Le Premier ministre et la ministre du Travail ont présenté aux partenaires sociaux le 31 août 5 projets d’ordonnances comportant un ensemble de mesures pour le renforcement du dialogue social.

Une nouvelle articulation entre les accords collectifs d’entreprise de branche est établie, déterminant limitativement les domaines relevant de l’ordre public conventionnel de branche, soit de façon impérative, soit de façon optionnelle. Les ordonnances prévoient la possibilité de négocier par accord la périodicité et les thèmes de négociation obligatoires dans les entreprises pourvues de délégués syndicaux et les branches.

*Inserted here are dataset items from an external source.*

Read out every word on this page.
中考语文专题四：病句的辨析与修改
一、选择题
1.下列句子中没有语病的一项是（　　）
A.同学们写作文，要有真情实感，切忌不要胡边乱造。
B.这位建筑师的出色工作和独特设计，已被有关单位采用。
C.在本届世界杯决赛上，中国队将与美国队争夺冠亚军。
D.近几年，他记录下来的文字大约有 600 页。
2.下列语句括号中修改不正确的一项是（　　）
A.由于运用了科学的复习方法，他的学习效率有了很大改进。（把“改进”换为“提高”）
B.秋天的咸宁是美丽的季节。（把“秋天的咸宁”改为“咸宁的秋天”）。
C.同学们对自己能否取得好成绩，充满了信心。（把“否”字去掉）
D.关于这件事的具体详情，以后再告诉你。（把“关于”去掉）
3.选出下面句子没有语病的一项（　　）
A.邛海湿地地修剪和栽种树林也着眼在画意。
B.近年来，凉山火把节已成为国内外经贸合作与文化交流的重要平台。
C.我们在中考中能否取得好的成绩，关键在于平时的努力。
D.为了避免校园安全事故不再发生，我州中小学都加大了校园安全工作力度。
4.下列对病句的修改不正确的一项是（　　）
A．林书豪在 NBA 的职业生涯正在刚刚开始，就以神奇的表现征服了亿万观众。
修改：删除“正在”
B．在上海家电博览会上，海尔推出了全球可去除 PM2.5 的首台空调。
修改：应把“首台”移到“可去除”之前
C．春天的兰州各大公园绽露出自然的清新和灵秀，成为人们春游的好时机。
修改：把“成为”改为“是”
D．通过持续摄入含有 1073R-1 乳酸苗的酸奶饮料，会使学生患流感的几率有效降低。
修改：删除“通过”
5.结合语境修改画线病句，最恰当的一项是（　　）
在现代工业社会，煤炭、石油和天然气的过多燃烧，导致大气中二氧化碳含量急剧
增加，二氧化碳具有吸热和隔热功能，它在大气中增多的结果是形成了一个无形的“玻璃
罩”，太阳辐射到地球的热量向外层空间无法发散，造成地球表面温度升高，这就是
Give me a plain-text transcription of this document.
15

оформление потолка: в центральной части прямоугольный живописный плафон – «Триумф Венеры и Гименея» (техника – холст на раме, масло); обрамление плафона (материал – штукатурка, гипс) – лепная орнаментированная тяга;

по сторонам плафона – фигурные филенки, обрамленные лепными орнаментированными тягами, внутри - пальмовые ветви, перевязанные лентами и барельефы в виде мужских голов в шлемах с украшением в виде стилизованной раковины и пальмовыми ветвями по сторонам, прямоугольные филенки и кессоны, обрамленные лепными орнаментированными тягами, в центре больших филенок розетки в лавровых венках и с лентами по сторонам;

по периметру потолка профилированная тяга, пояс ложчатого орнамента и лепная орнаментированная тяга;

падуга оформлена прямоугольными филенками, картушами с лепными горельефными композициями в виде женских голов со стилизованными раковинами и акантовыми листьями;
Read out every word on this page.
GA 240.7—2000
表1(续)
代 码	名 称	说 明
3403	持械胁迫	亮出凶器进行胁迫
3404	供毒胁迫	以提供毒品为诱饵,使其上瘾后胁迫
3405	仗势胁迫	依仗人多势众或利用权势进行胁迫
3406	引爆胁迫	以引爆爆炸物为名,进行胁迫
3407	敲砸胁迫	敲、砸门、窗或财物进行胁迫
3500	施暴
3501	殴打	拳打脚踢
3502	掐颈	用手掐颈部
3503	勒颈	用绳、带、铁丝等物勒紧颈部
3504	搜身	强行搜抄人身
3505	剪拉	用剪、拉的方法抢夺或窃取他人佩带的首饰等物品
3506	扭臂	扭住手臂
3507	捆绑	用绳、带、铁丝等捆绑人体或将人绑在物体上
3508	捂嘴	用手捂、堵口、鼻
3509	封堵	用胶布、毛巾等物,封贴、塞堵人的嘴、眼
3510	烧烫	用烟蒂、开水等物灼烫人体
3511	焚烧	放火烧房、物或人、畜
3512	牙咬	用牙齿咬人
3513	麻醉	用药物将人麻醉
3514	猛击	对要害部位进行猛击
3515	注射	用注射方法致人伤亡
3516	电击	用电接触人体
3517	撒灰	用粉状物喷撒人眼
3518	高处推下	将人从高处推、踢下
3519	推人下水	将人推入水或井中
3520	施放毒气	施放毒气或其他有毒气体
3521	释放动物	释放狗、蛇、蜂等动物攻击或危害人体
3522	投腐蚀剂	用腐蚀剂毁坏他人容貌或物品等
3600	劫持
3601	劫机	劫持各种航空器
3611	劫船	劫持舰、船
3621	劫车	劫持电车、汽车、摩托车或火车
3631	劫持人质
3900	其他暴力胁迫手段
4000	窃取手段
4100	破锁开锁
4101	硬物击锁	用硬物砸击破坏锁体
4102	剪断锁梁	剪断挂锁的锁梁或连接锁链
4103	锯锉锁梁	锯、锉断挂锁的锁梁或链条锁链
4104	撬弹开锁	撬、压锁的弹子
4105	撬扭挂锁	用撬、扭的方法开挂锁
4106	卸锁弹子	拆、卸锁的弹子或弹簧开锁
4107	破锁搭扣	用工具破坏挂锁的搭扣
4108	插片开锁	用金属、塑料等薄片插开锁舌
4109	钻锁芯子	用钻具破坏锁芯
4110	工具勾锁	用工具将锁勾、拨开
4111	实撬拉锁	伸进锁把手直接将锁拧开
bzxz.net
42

La règle subordonnant l’entrée en vigueur des accords d’entreprise par les syndicats ayant 50% d’audience sera généralisée le 01/05/2018 au lieu du 01/09/2019. Les projets prévoient la possibilité, dans les entreprises de moins de 11 salariés ou dans celles de 11 à 20 salariés dépourvues d’IRP, de faire ratifier par les salariés à la majorité des 2/3, un accord rédigé par l’employeur sans intervention syndicale.
Dans les entreprises de 11 à moins de 50 salariés, ils prévoient la possibilité de négocier avec les élus représentants du personnel sur tous les sujets sans mandatement syndical. À défaut d’élu, il est possible de négocier également sur tous les sujets avec un salarié mandaté.
Dans les entreprises de 50 salariés et plus dépourvues de délégués syndicaux, les conditions et modalités actuelles de négociation sont inchangées. Les instances représentatives du personnel élues actuelles (DP, CE, CHSCT) seront remplacées par un unique comité social et économique (CSE). Les projets introduisent un « barème prud’homal » fixant un montant minimal et maximal des montants des dommages et intérêts auxquels peut être condamné un employeur en cas de licenciement mentionnés dans la lettre, spontanément ou à la demande du salarié.
Le texte ramène à 12 mois (contre 2 ans actuellement) le délai pour contester la rupture du contrat de travail. L’obligation de reclassement préalable au licenciement économique et pour inaptitude est assouplie. Les projets permettent d’adapter par accord de branche des modalités de recours aux CDD et au contrat d’intérim ; ils introduisent le CDI de chantier ou d’opération qui peut être créé par un accord de branche étendu. Les textes introduisent dans le code du travail les modalités de mise en place d’un plan de départ volontaire.
Les 5 projets d’ordonnances seront présentés et adoptés en Conseil des ministres le 22 septembre prochain.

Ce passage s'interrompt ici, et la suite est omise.